Figure 1Magnetic resonance imaging scans/histopathological findings (anaplastic component). (a) Postcontrast T1 (right), T2-weighted (center), and fluid attenuated inversion recovery, FLAIR, sequence (left) in axial and coronal planes demonstrating a left periventricular, partially cystic, and bulky tumour. (b) Panoramical low magnification photomicrograph showing a densely populated neoplasm apparently assembling rosettes (right upper field) and surrounded by geographic necrosis (left lower field). (c) High magnification photomicrograph of the right upper field shown in (b). There are multiple perivascular pseudorosettes denoting conspicuous microvascular proliferation. (d) Mitotic activity in a high-power field. (e) Ki-67 immunolabeling index (~50%).
Figure 2Histopathological findings (lipomatous/vacuolated component). (a) Low magnification photomicrograph showing numerous dystrophic calcification foci (left field) around areas resembling fat lobules (right upper field). (b) Signet-ring cells with an optically empty cytoplasm resembling adipose tissue. (c) Heavily hyalinised vessel with dystrophic calcification in a high-power field. (d) Densely collagenised vessel seen with Masson's trichrome in a high-power field. (e) Fortuitously found ependymal channel (blue arrows). This one attests partial vacuolation of the ependymal lining. (f) Boundary zone between a signet-ring cell area (green arrowhead) and the anaplastic component (right field). The black asterisks plot a long tailed blood vessel which ends in a microvascular proliferated glomerulus-like head.

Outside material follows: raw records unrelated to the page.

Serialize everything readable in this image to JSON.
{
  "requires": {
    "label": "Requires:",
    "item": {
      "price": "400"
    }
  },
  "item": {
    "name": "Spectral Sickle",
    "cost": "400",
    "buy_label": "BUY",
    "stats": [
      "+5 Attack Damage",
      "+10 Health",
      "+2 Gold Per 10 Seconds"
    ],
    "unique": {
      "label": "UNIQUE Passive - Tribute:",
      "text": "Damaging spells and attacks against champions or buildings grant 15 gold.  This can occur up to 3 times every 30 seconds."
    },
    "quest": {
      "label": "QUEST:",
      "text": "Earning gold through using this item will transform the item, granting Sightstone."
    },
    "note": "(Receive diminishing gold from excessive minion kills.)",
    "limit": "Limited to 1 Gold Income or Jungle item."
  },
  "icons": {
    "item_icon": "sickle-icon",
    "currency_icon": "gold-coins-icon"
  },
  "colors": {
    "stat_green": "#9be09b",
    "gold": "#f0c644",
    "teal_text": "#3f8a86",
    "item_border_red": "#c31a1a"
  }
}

Figure 3Immunohistochemistry panel/transmission electron microscopy. (a) Glial fibrillary acidic protein (GFAP). (b) CD99. (c) PS100. (d) Ki-67 (MIB-1). (e, f) Uni- and multivacuolated cells featuring void lumina. (g) Rough endoplasmic reticulum (blue arrowhead) near an empty vacuole (orange asterisk). There is no apparent connection between them. On the left side, a small part of the cell's nucleus can be seen (green asterisk). (h) Hollow intracytoplasmic lumen containing granulofibrillary debris, slightly resembling degenerated microvilli or organelles, next to the nucleus (right field). (i) Microrosette filled with microvilli (green arrowhead) lying close to a dilated vacuole with granulofibrillary material (blue asterisk).